Through the modifications mentioned above, we have successfully eliminated the reliance on a rigid conversational structure. As a result, users can now engage in intuitive conversations without the need to adhere to the predefined structure of the knowledge base.


Conclusion

The mainstream commercialization of AI chatbots brings businesses the need to integrate conversational AI's power with their own data. As one of the world's most popular conversational AI frameworks, Rasa's knowledge base action plays a vital role in this aspect, offering powerful capabilities to integrate memory and external knowledge sources seamlessly. The Rasa knowledge base module lets developers connect their AI assistants with databases and APIs to retrieve domain-specific information on demand.
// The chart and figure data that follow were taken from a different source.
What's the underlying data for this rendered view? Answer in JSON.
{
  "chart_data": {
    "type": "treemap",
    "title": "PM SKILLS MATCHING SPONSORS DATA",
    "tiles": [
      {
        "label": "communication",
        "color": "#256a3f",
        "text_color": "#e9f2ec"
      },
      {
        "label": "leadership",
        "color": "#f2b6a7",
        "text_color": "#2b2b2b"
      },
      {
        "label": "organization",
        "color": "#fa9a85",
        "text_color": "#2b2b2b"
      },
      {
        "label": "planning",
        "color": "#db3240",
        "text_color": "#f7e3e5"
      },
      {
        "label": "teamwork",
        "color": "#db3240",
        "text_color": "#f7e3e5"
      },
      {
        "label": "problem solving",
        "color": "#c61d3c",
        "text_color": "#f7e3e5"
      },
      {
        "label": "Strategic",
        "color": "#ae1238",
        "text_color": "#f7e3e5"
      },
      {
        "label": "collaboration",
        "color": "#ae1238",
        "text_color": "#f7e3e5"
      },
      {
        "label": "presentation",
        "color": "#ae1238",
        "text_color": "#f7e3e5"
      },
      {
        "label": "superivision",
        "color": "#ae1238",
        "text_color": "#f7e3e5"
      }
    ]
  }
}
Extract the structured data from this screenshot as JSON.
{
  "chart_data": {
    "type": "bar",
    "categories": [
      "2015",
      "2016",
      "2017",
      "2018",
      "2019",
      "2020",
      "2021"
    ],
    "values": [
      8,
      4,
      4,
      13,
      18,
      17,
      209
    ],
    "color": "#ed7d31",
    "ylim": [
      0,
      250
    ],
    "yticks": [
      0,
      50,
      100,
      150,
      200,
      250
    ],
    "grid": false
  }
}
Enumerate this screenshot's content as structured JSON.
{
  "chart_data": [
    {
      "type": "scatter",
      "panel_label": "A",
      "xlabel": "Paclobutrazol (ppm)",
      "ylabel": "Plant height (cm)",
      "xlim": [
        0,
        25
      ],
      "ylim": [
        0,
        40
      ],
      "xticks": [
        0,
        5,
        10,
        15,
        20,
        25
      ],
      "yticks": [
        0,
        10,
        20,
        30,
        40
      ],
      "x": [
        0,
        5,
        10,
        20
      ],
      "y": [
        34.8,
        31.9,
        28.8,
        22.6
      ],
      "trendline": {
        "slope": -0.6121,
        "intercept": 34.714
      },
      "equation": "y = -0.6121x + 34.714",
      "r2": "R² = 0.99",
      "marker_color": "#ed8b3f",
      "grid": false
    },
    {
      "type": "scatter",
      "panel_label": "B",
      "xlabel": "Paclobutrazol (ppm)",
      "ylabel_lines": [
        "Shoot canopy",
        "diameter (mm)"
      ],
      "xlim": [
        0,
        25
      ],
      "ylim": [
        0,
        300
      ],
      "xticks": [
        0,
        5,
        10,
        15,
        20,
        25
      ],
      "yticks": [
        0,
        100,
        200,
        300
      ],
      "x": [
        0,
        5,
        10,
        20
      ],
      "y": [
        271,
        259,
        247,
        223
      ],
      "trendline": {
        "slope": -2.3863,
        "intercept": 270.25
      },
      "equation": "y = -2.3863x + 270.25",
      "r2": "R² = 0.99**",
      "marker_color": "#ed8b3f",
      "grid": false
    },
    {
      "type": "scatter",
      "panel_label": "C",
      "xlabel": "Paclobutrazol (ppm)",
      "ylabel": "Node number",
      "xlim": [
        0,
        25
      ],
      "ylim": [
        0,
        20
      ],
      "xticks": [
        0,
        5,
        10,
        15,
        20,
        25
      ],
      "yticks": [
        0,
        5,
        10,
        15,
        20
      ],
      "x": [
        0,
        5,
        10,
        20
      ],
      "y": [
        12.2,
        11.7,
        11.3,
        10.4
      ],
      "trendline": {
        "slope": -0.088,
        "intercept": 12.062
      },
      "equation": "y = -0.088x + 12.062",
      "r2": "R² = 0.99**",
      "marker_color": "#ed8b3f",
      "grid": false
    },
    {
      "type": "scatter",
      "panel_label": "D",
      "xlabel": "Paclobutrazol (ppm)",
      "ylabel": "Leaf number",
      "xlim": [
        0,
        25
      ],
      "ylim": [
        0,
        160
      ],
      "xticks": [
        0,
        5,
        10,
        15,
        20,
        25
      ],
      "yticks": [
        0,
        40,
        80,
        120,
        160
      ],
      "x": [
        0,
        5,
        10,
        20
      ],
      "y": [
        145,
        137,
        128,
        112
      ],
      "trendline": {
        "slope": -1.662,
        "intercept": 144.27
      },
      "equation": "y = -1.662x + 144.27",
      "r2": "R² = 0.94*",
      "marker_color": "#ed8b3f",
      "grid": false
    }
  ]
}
However, one major drawback of the knowledge base actions module was present in the default ‘ActionQueryKnowledgeBase’ function, which requires users to list some items before asking about a particular object. This limitation, confining the user to a rigid conversational structure, can be counterintuitive and severely disrupt the conversational flow. Before our contribution, any developer who wanted to resolve this issue had to develop their own custom knowledge base actions, which was very time-consuming. This was evident through our own experience and discussions observed in several forums. Through our contribution, we have successfully resolved this issue that Rasa has been facing for over three years, enabling developers to directly utilize the default knowledge base actions functionality.